Essa, inoltre è condivisa da una parte sociale – la Confindustria – ma non lo è dalla gran parte delle organizzazioni sindacali. Essa è condivisa da un buon numero di sindaci ed amministratori locali, ma è vista con preoccupazione da un egual numero di sindaci e amministratori locali.

A prescindere dal contenuto della proposta di riforma è chiaro che ci troviamo di fronte ad una forzatura e alla trasformazione di una Costituzione in una legge ordinaria. Non avremo più una Costituzione che unisce il paese, ma una Costituzione che lo divide. Cioè non avremo più una Costituzione.
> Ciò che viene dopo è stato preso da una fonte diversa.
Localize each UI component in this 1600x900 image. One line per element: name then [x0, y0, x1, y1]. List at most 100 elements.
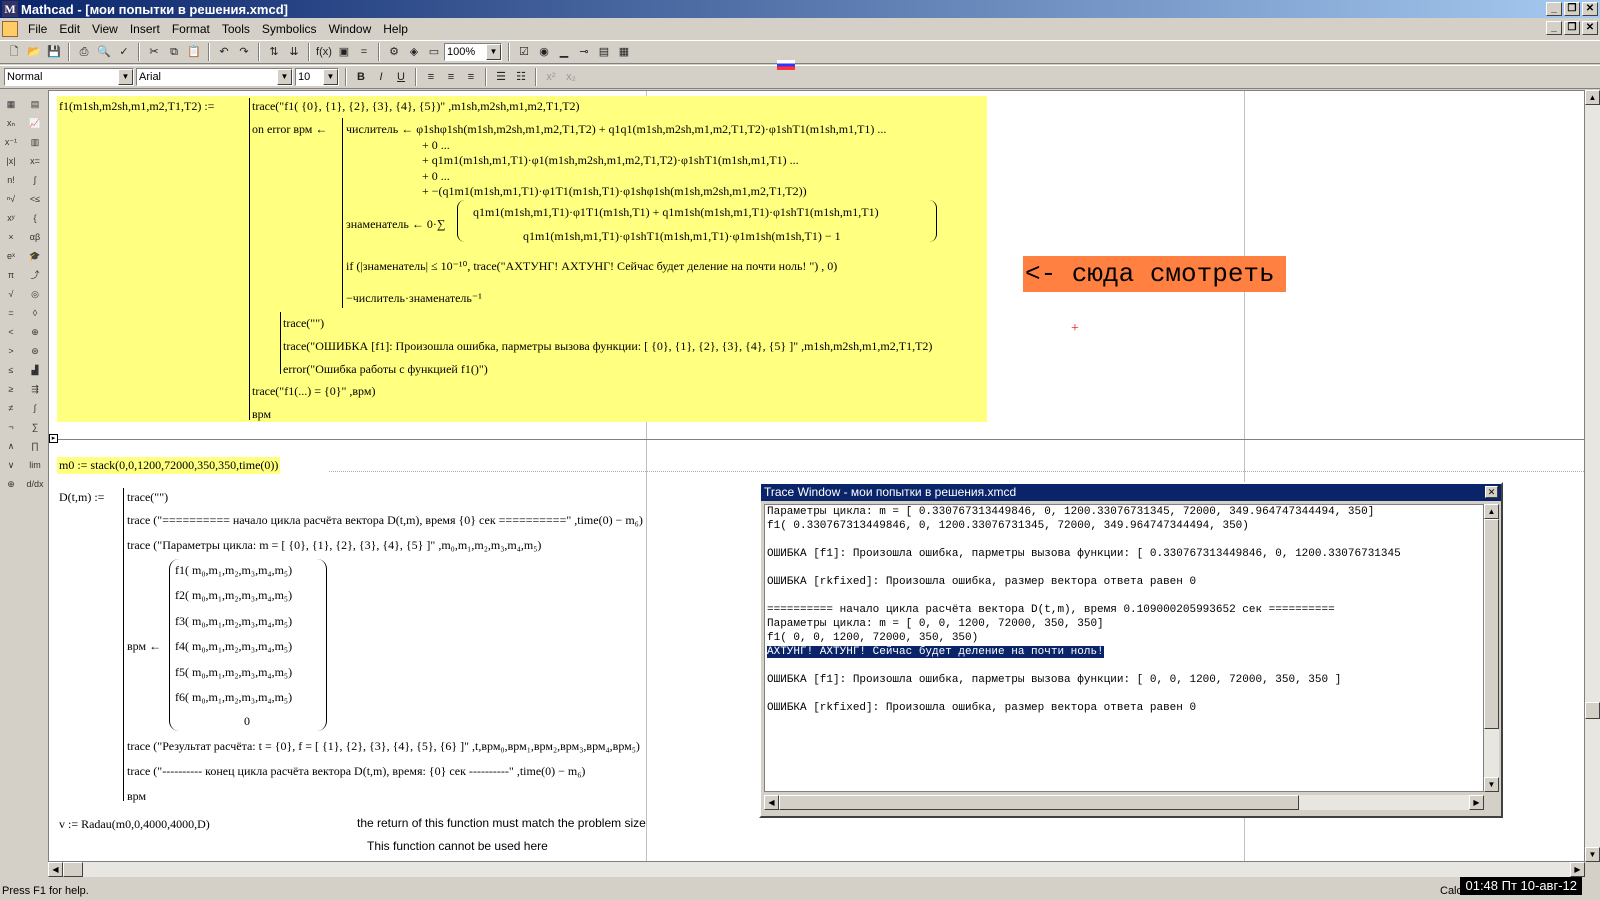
scroll-up-icon[interactable]: ▲	[1484, 504, 1499, 519]
3d-bar-icon[interactable]: ▟	[25, 362, 45, 378]
calculus-icon[interactable]: ∫	[25, 172, 45, 188]
sum-icon[interactable]: ∑	[25, 419, 45, 435]
doc-restore-icon[interactable]: ❐	[1564, 21, 1580, 35]
trace-output[interactable]: Параметры цикла: m = [ 0.330767313449846…	[764, 504, 1484, 792]
copy-icon[interactable]: ⧉	[165, 43, 183, 61]
polar-plot-icon[interactable]: ◎	[25, 286, 45, 302]
menu-view[interactable]: View	[86, 22, 124, 36]
font-select[interactable]: Arial ▼	[136, 68, 293, 86]
exponent-icon[interactable]: xʸ	[1, 210, 21, 226]
scroll-up-icon[interactable]: ▲	[1585, 90, 1600, 105]
subscript-palette-icon[interactable]: xₙ	[1, 115, 21, 131]
subscript-icon[interactable]: x₂	[562, 68, 580, 86]
m0-definition[interactable]: m0 := stack(0,0,1200,72000,350,350,time(…	[57, 457, 281, 474]
maximize-icon[interactable]: ❐	[1564, 2, 1580, 16]
style-select[interactable]: Normal ▼	[4, 68, 134, 86]
trace-line[interactable]: f1( 0, 0, 1200, 72000, 350, 350)	[767, 631, 1483, 645]
chevron-down-icon[interactable]: ▼	[277, 69, 292, 85]
trace-line[interactable]	[767, 589, 1483, 603]
greater-equal-icon[interactable]: ≥	[1, 381, 21, 397]
trace-vertical-scrollbar[interactable]: ▲ ▼	[1484, 504, 1499, 792]
factorial-icon[interactable]: n!	[1, 172, 21, 188]
evaluation-icon[interactable]: x=	[25, 153, 45, 169]
document-icon[interactable]	[2, 21, 18, 37]
new-icon[interactable]: 🗋	[5, 43, 23, 61]
component-icon[interactable]: ⚙	[385, 43, 403, 61]
boolean-icon[interactable]: ☑	[515, 43, 533, 61]
horizontal-scrollbar[interactable]: ◀ ▶	[48, 862, 1585, 877]
matrix-icon[interactable]: ▥	[25, 134, 45, 150]
menu-window[interactable]: Window	[323, 22, 378, 36]
doc-minimize-icon[interactable]: _	[1546, 21, 1562, 35]
cut-icon[interactable]: ✂	[145, 43, 163, 61]
abs-icon[interactable]: |x|	[1, 153, 21, 169]
align-center-icon[interactable]: ≡	[442, 68, 460, 86]
resource-icon[interactable]: ◈	[405, 43, 423, 61]
ex-icon[interactable]: eˣ	[1, 248, 21, 264]
greek-icon[interactable]: αβ	[25, 229, 45, 245]
and-icon[interactable]: ∧	[1, 438, 21, 454]
multiply-icon[interactable]: ×	[1, 229, 21, 245]
doc-close-icon[interactable]: ✕	[1582, 21, 1598, 35]
area-collapse-icon[interactable]: ▸	[49, 434, 58, 443]
numbering-icon[interactable]: ☷	[512, 68, 530, 86]
trace-line[interactable]	[767, 561, 1483, 575]
surface-plot-icon[interactable]: ◊	[25, 305, 45, 321]
trace-line[interactable]: Параметры цикла: m = [ 0, 0, 1200, 72000…	[767, 617, 1483, 631]
trace-line[interactable]: Параметры цикла: m = [ 0.330767313449846…	[767, 505, 1483, 519]
menu-symbolics[interactable]: Symbolics	[256, 22, 323, 36]
align-right-icon[interactable]: ≡	[462, 68, 480, 86]
paste-icon[interactable]: 📋	[185, 43, 203, 61]
font-size-select[interactable]: 10 ▼	[295, 68, 339, 86]
trace-line[interactable]	[767, 533, 1483, 547]
limit-icon[interactable]: lim	[25, 457, 45, 473]
symbolic-icon[interactable]: 🎓	[25, 248, 45, 264]
xy-plot-icon[interactable]: ⤴	[25, 267, 45, 283]
trace-line[interactable]	[767, 659, 1483, 673]
close-icon[interactable]: ✕	[1582, 2, 1598, 16]
close-icon[interactable]: ✕	[1485, 486, 1498, 498]
superscript-icon[interactable]: x²	[542, 68, 560, 86]
trace-window-title[interactable]: Trace Window - мои попытки в решения.xmc…	[761, 484, 1501, 501]
sqrt-icon[interactable]: √	[1, 286, 21, 302]
chevron-down-icon[interactable]: ▼	[486, 44, 501, 60]
print-icon[interactable]: ⎙	[75, 43, 93, 61]
product-icon[interactable]: ∏	[25, 438, 45, 454]
greater-than-icon[interactable]: >	[1, 343, 21, 359]
insert-unit-icon[interactable]: ▣	[335, 43, 353, 61]
redo-icon[interactable]: ↷	[235, 43, 253, 61]
minimize-icon[interactable]: _	[1546, 2, 1562, 16]
power-icon[interactable]: x⁻¹	[1, 134, 21, 150]
trace-horizontal-scrollbar[interactable]: ◀ ▶	[764, 795, 1484, 810]
trace-window[interactable]: Trace Window - мои попытки в решения.xmc…	[759, 482, 1503, 818]
chevron-down-icon[interactable]: ▼	[323, 69, 338, 85]
not-equal-icon[interactable]: ≠	[1, 400, 21, 416]
menu-edit[interactable]: Edit	[53, 22, 86, 36]
trace-line[interactable]: ОШИБКА [f1]: Произошла ошибка, парметры …	[767, 673, 1483, 687]
radio-icon[interactable]: ◉	[535, 43, 553, 61]
menu-format[interactable]: Format	[166, 22, 216, 36]
align-left-icon[interactable]: ≡	[422, 68, 440, 86]
vertical-scrollbar[interactable]: ▲ ▼	[1585, 90, 1600, 862]
trace-line[interactable]: ОШИБКА [f1]: Произошла ошибка, парметры …	[767, 547, 1483, 561]
nth-root-icon[interactable]: ⁿ√	[1, 191, 21, 207]
graph-icon[interactable]: 📈	[25, 115, 45, 131]
3d-scatter-icon[interactable]: ⊛	[25, 343, 45, 359]
underline-button[interactable]: U	[392, 68, 410, 86]
less-than-icon[interactable]: <	[1, 324, 21, 340]
trace-line[interactable]	[767, 687, 1483, 701]
trace-line[interactable]: АХТУНГ! АХТУНГ! Сейчас будет деление на …	[767, 645, 1483, 659]
scroll-thumb[interactable]	[63, 862, 83, 877]
derivative-icon[interactable]: d/dx	[25, 476, 45, 492]
slider-icon[interactable]: ▁	[555, 43, 573, 61]
scroll-right-icon[interactable]: ▶	[1469, 795, 1484, 810]
listbox-icon[interactable]: ▤	[595, 43, 613, 61]
scroll-left-icon[interactable]: ◀	[48, 862, 63, 877]
chevron-down-icon[interactable]: ▼	[118, 69, 133, 85]
not-icon[interactable]: ¬	[1, 419, 21, 435]
trace-line[interactable]: ОШИБКА [rkfixed]: Произошла ошибка, разм…	[767, 701, 1483, 715]
trace-line[interactable]: ОШИБКА [rkfixed]: Произошла ошибка, разм…	[767, 575, 1483, 589]
scroll-thumb[interactable]	[1585, 702, 1600, 719]
menu-tools[interactable]: Tools	[216, 22, 256, 36]
pi-icon[interactable]: π	[1, 267, 21, 283]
Le conseguenze politiche, sia sul breve, che, soprattutto, sul lungo periodo possono essere enormi e dovrebbero consigliare anche coloro che ne condividono il merito a non votarla.

  1. Se non c’è più un quadro condiviso, che nasce da un compromesso tra diversi e che garantisce tutti, perché le leggi ordinarie dovrebbero continuare a valere per tutti? Prima o poi verrà messa in dubbio la legittimità delle leggi approvate dal Parlamento e lo stesso Parlamento a legiferare.
  2. Se la Costituzione, invece di essere basata sull’accordo tra diversi diventa una legge ordinaria, espressione di una maggioranza protempore, avremo una Costituzione per ogni Governo con la tentazione, che prima o poi potrebbe diventare irresistibile, di ogni maggioranza contingente ad operare modifiche costituzionali che le garantiscano una permanenza definitiva al potere.
  3. Nel corso della nostra storia la violenza politica è venuta essenzialmente da quelle correnti che non riconoscevano il patto costituente. Innanzi tutto dalla destra fascista. Siamo sicuri che una nuova Costituzione imposta a metà del paese non aumenti il rischio di una ripresa della violenza politica?

A COLORO CHE CONDIVIDONO NEL MERITO LE MODIFICHE PROPOSTE: siete sicuri che valga la pena imporle con lo 0,1% di voti in più a tutto un paese e aprire la strada a “non possiamo sapere quali” futuri scenari? E che sia ragionevole fare questo in un’epoca storica di grande transizione dell’ordine mondiale, di grave crisi economica, di riaffacciarsi di culture nazionaliste e xenofobe e di scenari di guerra?

Pensateci: una volta approvata questa svolta, da una Costituzione che unisce a una Costituzione che divide, potrebbe essere per sempre e non si potrà facilmente tornare indietro. Il treno potrebbe non ripassare.